Questi principi, ai quali la giurisprudenza successiva si è più volte allineata (tra le tante, 2345/ 2019, 9315/2019, 17873/2020, hanno ottenuto anche l’avallo delle Sezioni Unite (30 giugno 2022, n. 20943), che hanno ribadito: “la responsabilità di cui all’art. 2051 cc ha carattere oggettivo, e non presunto, essendo sufficiente, per la sua configurazione, la dimostrazione da parte dell’attore del nesso di causalità tra la cosa in custodia ed il danno, mentre sul custode grava l’onere della prova liberatoria del caso fortuito, senza alcuna rilevanza della diligenza o meno del custode”.
Il caso fortuito
Successivamente alle SS.UU. sopra menzionate del 2022, sono intervenute numerose pronunce con le quali si è arrivati a un orientamento, come detto, oramai consolidato (tra le tante, n. 11152/2023, 14526/2023, 27648/2023, 12663/2024).

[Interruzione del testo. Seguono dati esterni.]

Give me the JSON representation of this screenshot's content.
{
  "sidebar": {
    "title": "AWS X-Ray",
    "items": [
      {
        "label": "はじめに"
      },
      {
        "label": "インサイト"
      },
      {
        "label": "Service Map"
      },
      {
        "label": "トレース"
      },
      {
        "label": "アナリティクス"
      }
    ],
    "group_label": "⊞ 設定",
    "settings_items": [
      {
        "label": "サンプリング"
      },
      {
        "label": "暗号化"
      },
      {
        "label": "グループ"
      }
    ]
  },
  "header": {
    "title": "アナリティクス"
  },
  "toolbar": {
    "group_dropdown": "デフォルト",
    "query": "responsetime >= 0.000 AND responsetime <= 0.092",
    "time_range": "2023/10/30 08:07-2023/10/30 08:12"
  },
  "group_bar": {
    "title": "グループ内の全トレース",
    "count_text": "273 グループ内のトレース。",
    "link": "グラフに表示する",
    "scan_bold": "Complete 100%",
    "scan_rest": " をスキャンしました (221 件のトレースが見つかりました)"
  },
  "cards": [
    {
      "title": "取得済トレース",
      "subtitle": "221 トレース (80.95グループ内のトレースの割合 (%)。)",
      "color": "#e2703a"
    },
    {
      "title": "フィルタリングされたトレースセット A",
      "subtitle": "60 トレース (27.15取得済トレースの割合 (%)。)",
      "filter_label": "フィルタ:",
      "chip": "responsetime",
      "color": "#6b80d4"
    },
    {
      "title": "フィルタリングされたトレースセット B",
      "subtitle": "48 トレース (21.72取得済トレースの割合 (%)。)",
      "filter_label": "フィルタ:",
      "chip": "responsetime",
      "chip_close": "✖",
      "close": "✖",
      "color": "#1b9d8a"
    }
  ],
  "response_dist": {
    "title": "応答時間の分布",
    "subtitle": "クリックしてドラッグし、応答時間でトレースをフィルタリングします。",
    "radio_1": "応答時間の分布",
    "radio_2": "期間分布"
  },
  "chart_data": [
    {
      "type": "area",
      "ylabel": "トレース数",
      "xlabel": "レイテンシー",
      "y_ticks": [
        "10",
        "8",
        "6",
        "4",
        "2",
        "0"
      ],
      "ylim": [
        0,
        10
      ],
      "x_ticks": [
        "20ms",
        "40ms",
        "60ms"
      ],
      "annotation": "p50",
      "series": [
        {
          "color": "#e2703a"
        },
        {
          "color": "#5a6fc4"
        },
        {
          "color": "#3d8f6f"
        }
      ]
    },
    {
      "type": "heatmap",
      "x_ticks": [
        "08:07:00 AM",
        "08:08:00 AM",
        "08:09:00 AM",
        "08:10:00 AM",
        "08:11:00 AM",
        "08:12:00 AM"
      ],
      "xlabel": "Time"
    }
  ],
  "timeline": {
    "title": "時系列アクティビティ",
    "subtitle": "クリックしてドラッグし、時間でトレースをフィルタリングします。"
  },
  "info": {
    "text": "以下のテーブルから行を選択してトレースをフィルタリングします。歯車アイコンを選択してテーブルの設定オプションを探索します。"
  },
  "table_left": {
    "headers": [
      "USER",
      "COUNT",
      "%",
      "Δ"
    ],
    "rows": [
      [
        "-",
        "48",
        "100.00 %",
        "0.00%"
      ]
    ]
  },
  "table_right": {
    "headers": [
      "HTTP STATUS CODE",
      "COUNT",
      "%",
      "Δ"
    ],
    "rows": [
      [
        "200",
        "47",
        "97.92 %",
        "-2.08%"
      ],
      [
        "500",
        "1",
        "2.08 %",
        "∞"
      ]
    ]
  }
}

A conclusione del corollario tratteggiato, è stato anche chiarito che la responsabilità di cui si discute non è limitata alla sola strada, ma si estende anche agli elementi accessori o pertinenze della stessa, ovvero barriere laterali, spazi di sosta a lato carreggiata, ecc.
Pertanto, quando viene lamentato un danno derivante o dalla strada in senso stretto, o dalle sue pertinenze, la circostanza che alla causazione del danno abbia contribuito la condotta colposa dell’utente della strada non è idonea ad integrare il caso fortuito, occorrendo accertare giudizialmente la resistenza che la presenza di un’adeguata barriera avrebbe potuto opporre all’urto da parte del mezzo (Cass. 20 novembre 2020, n. 26527).
Il Giudice di appello di Avellino non ha applicato correttamente tali principi. Difatti, la domanda risarcitoria dell’automobilista è stata rigettata in quanto “data l’ora notturna nella quale il sinistro si era verificato e data la deposizione dell’unico teste – il cui contenuto non è stato neppure analizzato – l’evento dannoso era da ricondurre integralmente a responsabilità del conducente”.
Tale motivazione è errata e illogica
I Giudici di Avellino non hanno indicato da quali elementi si potesse desumere la velocità non consona dell’automobilista; non hanno tenuto in considerazione la circostanza che la buca aveva determinato lo scoppio dello pneumatico (evento al quale consegue, normalmente, la perdita di controllo del mezzo). Hanno affermato, con una frase sibillina, che la buca aveva compiuto la funzione di “trampolino di lancio”; non hanno illustrato perché non si dovesse riconoscere a carico della Provincia almeno una percentuale di responsabilità ai sensi dell’art. 1227 cc.
Il ricorso viene accolto e la sentenza impugnata è cassata con rinvio.